Le souffle affolé. La bête n’est pas très loin. Mais Béa, elle continue de courir. Les poumons mis à l’épreuve, les muscles des cuisses brûlant sous l’effort, le froid habituel qui ronge ses os. Se cacher, encore et encore, toujours se cacher, pour ne pas se faire attraper. Surtout, ne pas faire trop de bruit, ne pas respirer trop fort, tout faire pour effacer sa personne, faire taire cette aura humaine qui attire tant ces créatures.

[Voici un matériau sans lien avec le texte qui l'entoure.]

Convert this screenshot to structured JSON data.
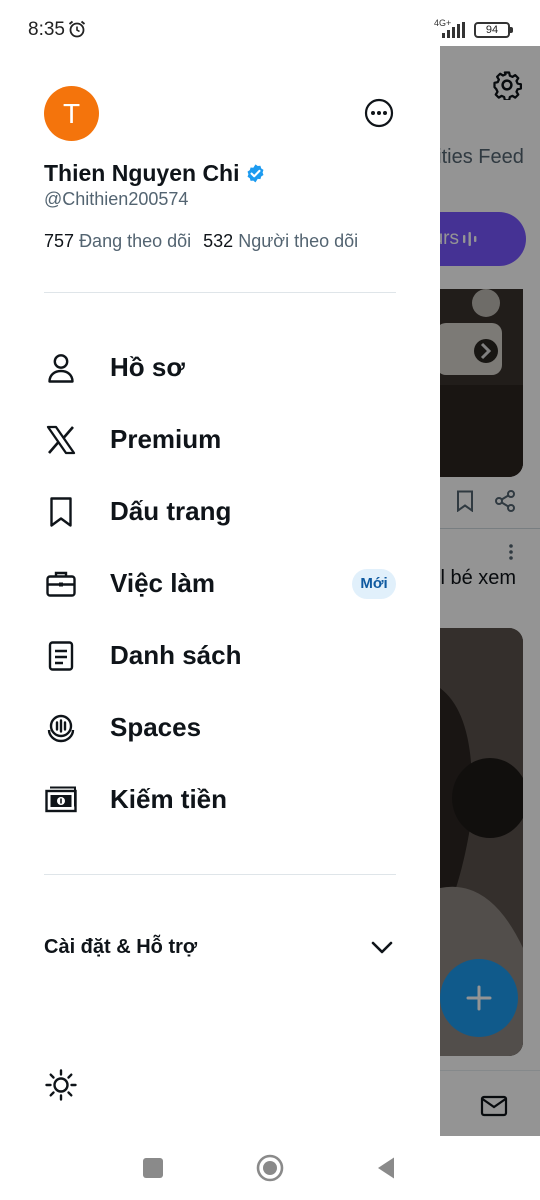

Ce n’était pourtant qu’une simple course, une ronde habituelle pour trouver de quoi se nourrir, de quoi se défendre. Elle lui avait laissé entendre qu’elle reviendrait dans l’heure, qu’elle ne serait pas longue mais que si c’était le cas, il ne valait mieux pas s’inquiéter et se concentrer sur sa propre survie. A présent, la menace n’était plus dans les parages mais Béatrice était bien loin de son secteur. Il valait mieux rester à l’abris un temps.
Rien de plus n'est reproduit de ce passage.